Actualités of Monday, 13 October 2025

Source: www.camerounweb.com

Issa Tchiroma en route pour Etoudi: une analyse statistique projette Tchiroma Bakary à 66-70% des voix

Cameroun : une analyse statistique projette Tchiroma Bakary à 66-70% des voix
Un ingénieur camerounais a publié une analyse statistique détaillée basée sur près de 6 000 bureaux de vote, projetant une victoire écrasante d'Issa Tchiroma Bakary avec 66 à 70% des suffrages. Cette étude, qui prétend corriger le biais urbain de l'échantillon, alimente le débat sur les résultats réels d'un scrutin dont Elecam n'a toujours pas publié les chiffres officiels.

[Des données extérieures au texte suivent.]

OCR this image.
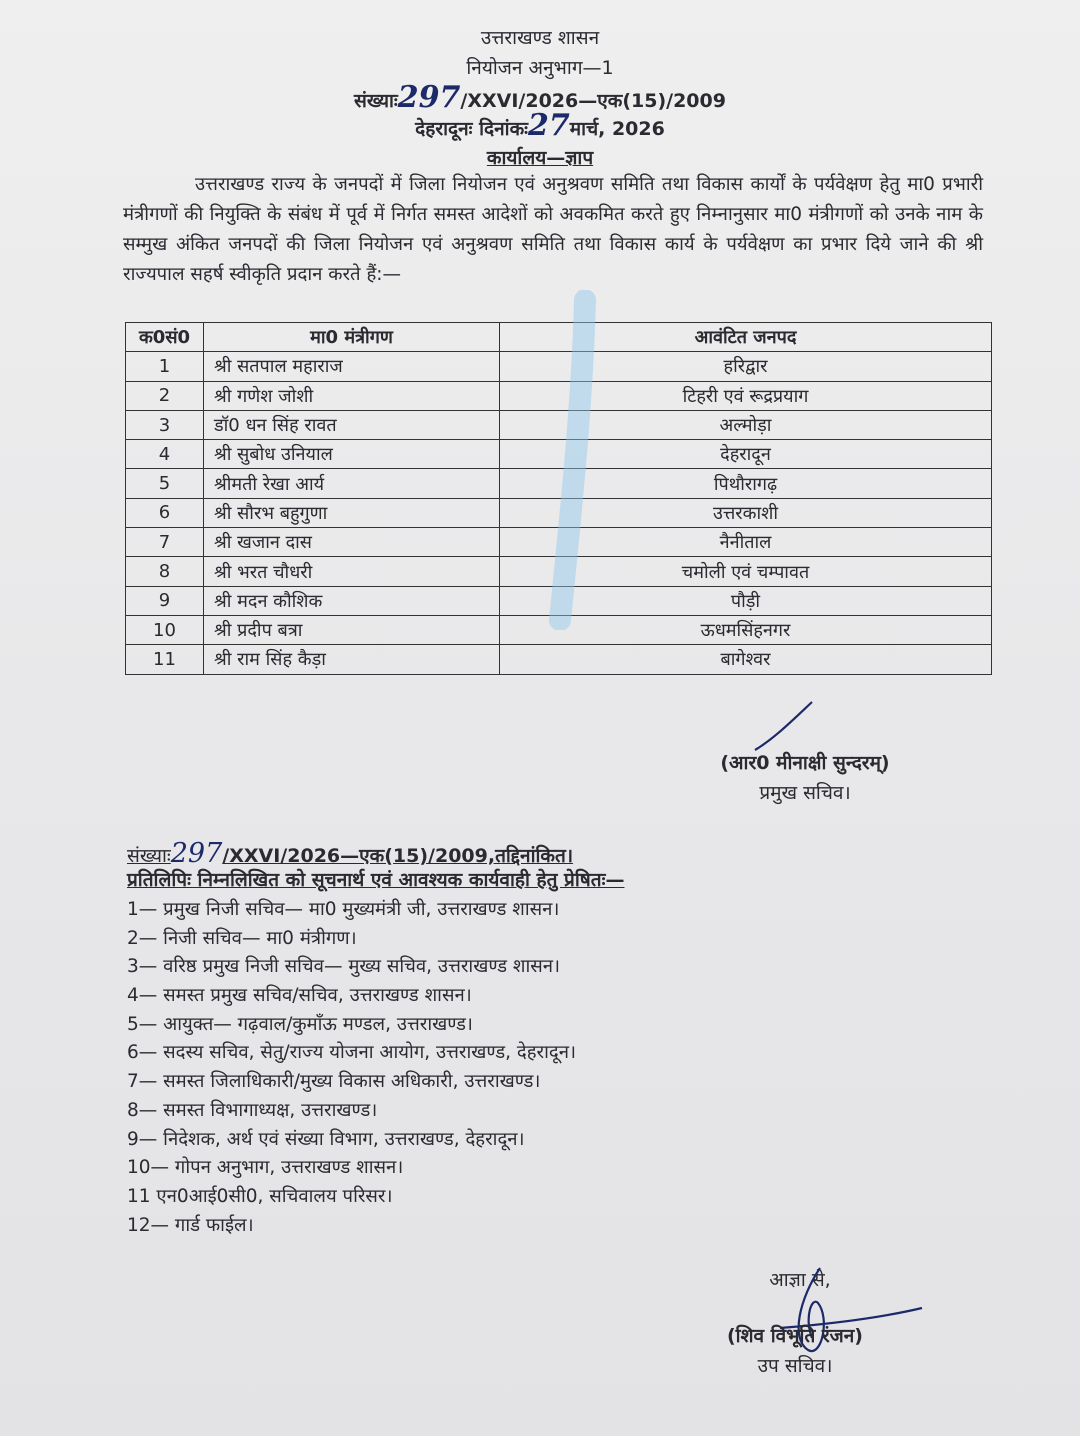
उत्तराखण्ड शासन
नियोजन अनुभाग—1
संख्याः297/XXVI/2026—एक(15)/2009
देहरादूनः दिनांकः27मार्च, 2026
कार्यालय—ज्ञाप
उत्तराखण्ड राज्य के जनपदों में जिला नियोजन एवं अनुश्रवण समिति तथा विकास कार्यों के पर्यवेक्षण हेतु मा0 प्रभारी मंत्रीगणों की नियुक्ति के संबंध में पूर्व में निर्गत समस्त आदेशों को अवकमित करते हुए निम्नानुसार मा0 मंत्रीगणों को उनके नाम के सम्मुख अंकित जनपदों की जिला नियोजन एवं अनुश्रवण समिति तथा विकास कार्य के पर्यवेक्षण का प्रभार दिये जाने की श्री राज्यपाल सहर्ष स्वीकृति प्रदान करते हैं:—
क0सं0	मा0 मंत्रीगण	आवंटित जनपद
1	श्री सतपाल महाराज	हरिद्वार
2	श्री गणेश जोशी	टिहरी एवं रूद्रप्रयाग
3	डॉ0 धन सिंह रावत	अल्मोड़ा
4	श्री सुबोध उनियाल	देहरादून
5	श्रीमती रेखा आर्य	पिथौरागढ़
6	श्री सौरभ बहुगुणा	उत्तरकाशी
7	श्री खजान दास	नैनीताल
8	श्री भरत चौधरी	चमोली एवं चम्पावत
9	श्री मदन कौशिक	पौड़ी
10	श्री प्रदीप बत्रा	ऊधमसिंहनगर
11	श्री राम सिंह कैड़ा	बागेश्वर
(आर0 मीनाक्षी सुन्दरम्)
प्रमुख सचिव।
संख्याः297/XXVI/2026—एक(15)/2009,तद्दिनांकित।
प्रतिलिपिः निम्नलिखित को सूचनार्थ एवं आवश्यक कार्यवाही हेतु प्रेषितः—
1— प्रमुख निजी सचिव— मा0 मुख्यमंत्री जी, उत्तराखण्ड शासन।
2— निजी सचिव— मा0 मंत्रीगण।
3— वरिष्ठ प्रमुख निजी सचिव— मुख्य सचिव, उत्तराखण्ड शासन।
4— समस्त प्रमुख सचिव/सचिव, उत्तराखण्ड शासन।
5— आयुक्त— गढ़वाल/कुमाँऊ मण्डल, उत्तराखण्ड।
6— सदस्य सचिव, सेतु/राज्य योजना आयोग, उत्तराखण्ड, देहरादून।
7— समस्त जिलाधिकारी/मुख्य विकास अधिकारी, उत्तराखण्ड।
8— समस्त विभागाध्यक्ष, उत्तराखण्ड।
9— निदेशक, अर्थ एवं संख्या विभाग, उत्तराखण्ड, देहरादून।
10— गोपन अनुभाग, उत्तराखण्ड शासन।
11 एन0आई0सी0, सचिवालय परिसर।
12— गार्ड फाईल।
आज्ञा से,
(शिव विभूति रंजन)
उप सचिव।
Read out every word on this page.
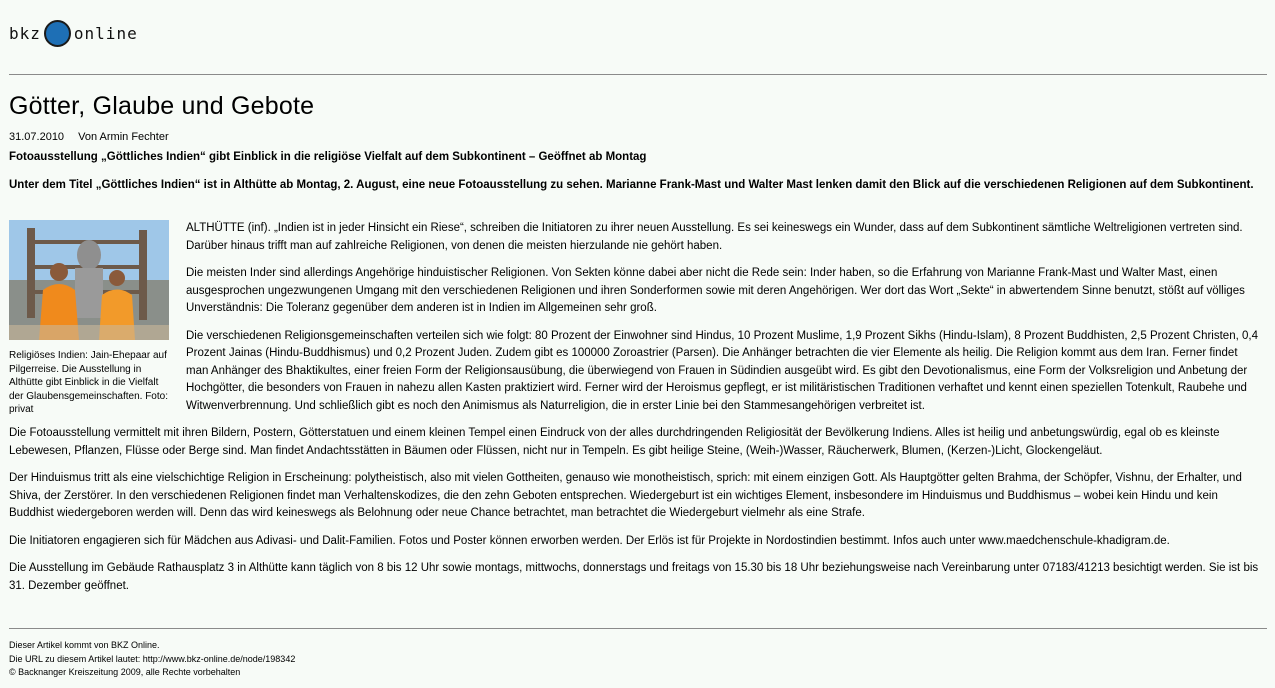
bkz online
Götter, Glaube und Gebote
31.07.2010 Von Armin Fechter
Fotoausstellung „Göttliches Indien“ gibt Einblick in die religiöse Vielfalt auf dem Subkontinent – Geöffnet ab Montag
Unter dem Titel „Göttliches Indien“ ist in Althütte ab Montag, 2. August, eine neue Fotoausstellung zu sehen. Marianne Frank-Mast und Walter Mast lenken damit den Blick auf die verschiedenen Religionen auf dem Subkontinent.
Religiöses Indien: Jain-Ehepaar auf Pilgerreise. Die Ausstellung in Althütte gibt Einblick in die Vielfalt der Glaubensgemeinschaften. Foto: privat

ALTHÜTTE (inf). „Indien ist in jeder Hinsicht ein Riese“, schreiben die Initiatoren zu ihrer neuen Ausstellung. Es sei keineswegs ein Wunder, dass auf dem Subkontinent sämtliche Weltreligionen vertreten sind. Darüber hinaus trifft man auf zahlreiche Religionen, von denen die meisten hierzulande nie gehört haben.

Die meisten Inder sind allerdings Angehörige hinduistischer Religionen. Von Sekten könne dabei aber nicht die Rede sein: Inder haben, so die Erfahrung von Marianne Frank-Mast und Walter Mast, einen ausgesprochen ungezwungenen Umgang mit den verschiedenen Religionen und ihren Sonderformen sowie mit deren Angehörigen. Wer dort das Wort „Sekte“ in abwertendem Sinne benutzt, stößt auf völliges Unverständnis: Die Toleranz gegenüber dem anderen ist in Indien im Allgemeinen sehr groß.

Die verschiedenen Religionsgemeinschaften verteilen sich wie folgt: 80 Prozent der Einwohner sind Hindus, 10 Prozent Muslime, 1,9 Prozent Sikhs (Hindu-Islam), 8 Prozent Buddhisten, 2,5 Prozent Christen, 0,4 Prozent Jainas (Hindu-Buddhismus) und 0,2 Prozent Juden. Zudem gibt es 100000 Zoroastrier (Parsen). Die Anhänger betrachten die vier Elemente als heilig. Die Religion kommt aus dem Iran. Ferner findet man Anhänger des Bhaktikultes, einer freien Form der Religionsausübung, die überwiegend von Frauen in Südindien ausgeübt wird. Es gibt den Devotionalismus, eine Form der Volksreligion und Anbetung der Hochgötter, die besonders von Frauen in nahezu allen Kasten praktiziert wird. Ferner wird der Heroismus gepflegt, er ist militäristischen Traditionen verhaftet und kennt einen speziellen Totenkult, Raubehe und Witwenverbrennung. Und schließlich gibt es noch den Animismus als Naturreligion, die in erster Linie bei den Stammesangehörigen verbreitet ist.

Die Fotoausstellung vermittelt mit ihren Bildern, Postern, Götterstatuen und einem kleinen Tempel einen Eindruck von der alles durchdringenden Religiosität der Bevölkerung Indiens. Alles ist heilig und anbetungswürdig, egal ob es kleinste Lebewesen, Pflanzen, Flüsse oder Berge sind. Man findet Andachtsstätten in Bäumen oder Flüssen, nicht nur in Tempeln. Es gibt heilige Steine, (Weih-)Wasser, Räucherwerk, Blumen, (Kerzen-)Licht, Glockengeläut.

Der Hinduismus tritt als eine vielschichtige Religion in Erscheinung: polytheistisch, also mit vielen Gottheiten, genauso wie monotheistisch, sprich: mit einem einzigen Gott. Als Hauptgötter gelten Brahma, der Schöpfer, Vishnu, der Erhalter, und Shiva, der Zerstörer. In den verschiedenen Religionen findet man Verhaltenskodizes, die den zehn Geboten entsprechen. Wiedergeburt ist ein wichtiges Element, insbesondere im Hinduismus und Buddhismus – wobei kein Hindu und kein Buddhist wiedergeboren werden will. Denn das wird keineswegs als Belohnung oder neue Chance betrachtet, man betrachtet die Wiedergeburt vielmehr als eine Strafe.

Die Initiatoren engagieren sich für Mädchen aus Adivasi- und Dalit-Familien. Fotos und Poster können erworben werden. Der Erlös ist für Projekte in Nordostindien bestimmt. Infos auch unter www.maedchenschule-khadigram.de.

Die Ausstellung im Gebäude Rathausplatz 3 in Althütte kann täglich von 8 bis 12 Uhr sowie montags, mittwochs, donnerstags und freitags von 15.30 bis 18 Uhr beziehungsweise nach Vereinbarung unter 07183/41213 besichtigt werden. Sie ist bis 31. Dezember geöffnet.

Dieser Artikel kommt von BKZ Online.
Die URL zu diesem Artikel lautet: http://www.bkz-online.de/node/198342
© Backnanger Kreiszeitung 2009, alle Rechte vorbehalten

YAOUNDÉ - Quatre jours après un scrutin présidentiel dont les résultats officiels se font toujours attendre, une analyse statistique détaillée vient conforter les revendications de victoire de l'opposition. Un ingénieur camerounais, dont l'identité n'a pas été révélée, a compilé les données de 5 953 bureaux de vote représentant 1 127 969 voix valides, et projette une victoire nette d'Issa Tchiroma Bakary.


L'analyse, diffusée sur les réseaux sociaux et relayée par le site resultatsdupeuple.com, s'appuie sur un échantillon composé à 90% de bureaux urbains et 10% de bureaux ruraux. Sur cet échantillon brut, les résultats observés donneraient Tchiroma Bakary à 74,10%, Paul Biya à 18,05% et les autres candidats à 7,85%.

Conscient du biais urbain de son échantillon, l'ingénieur a appliqué des corrections statistiques pour estimer les résultats à l'échelle nationale. "Le site resultatsdupeuple.com fournit les chiffres globaux, tandis que les pages crédibles sur la toile publient des résultats vérifiables sur 12 000 votes, confirmant la même tendance : Tchiroma écrase Biya partout", affirme l'auteur de l'étude.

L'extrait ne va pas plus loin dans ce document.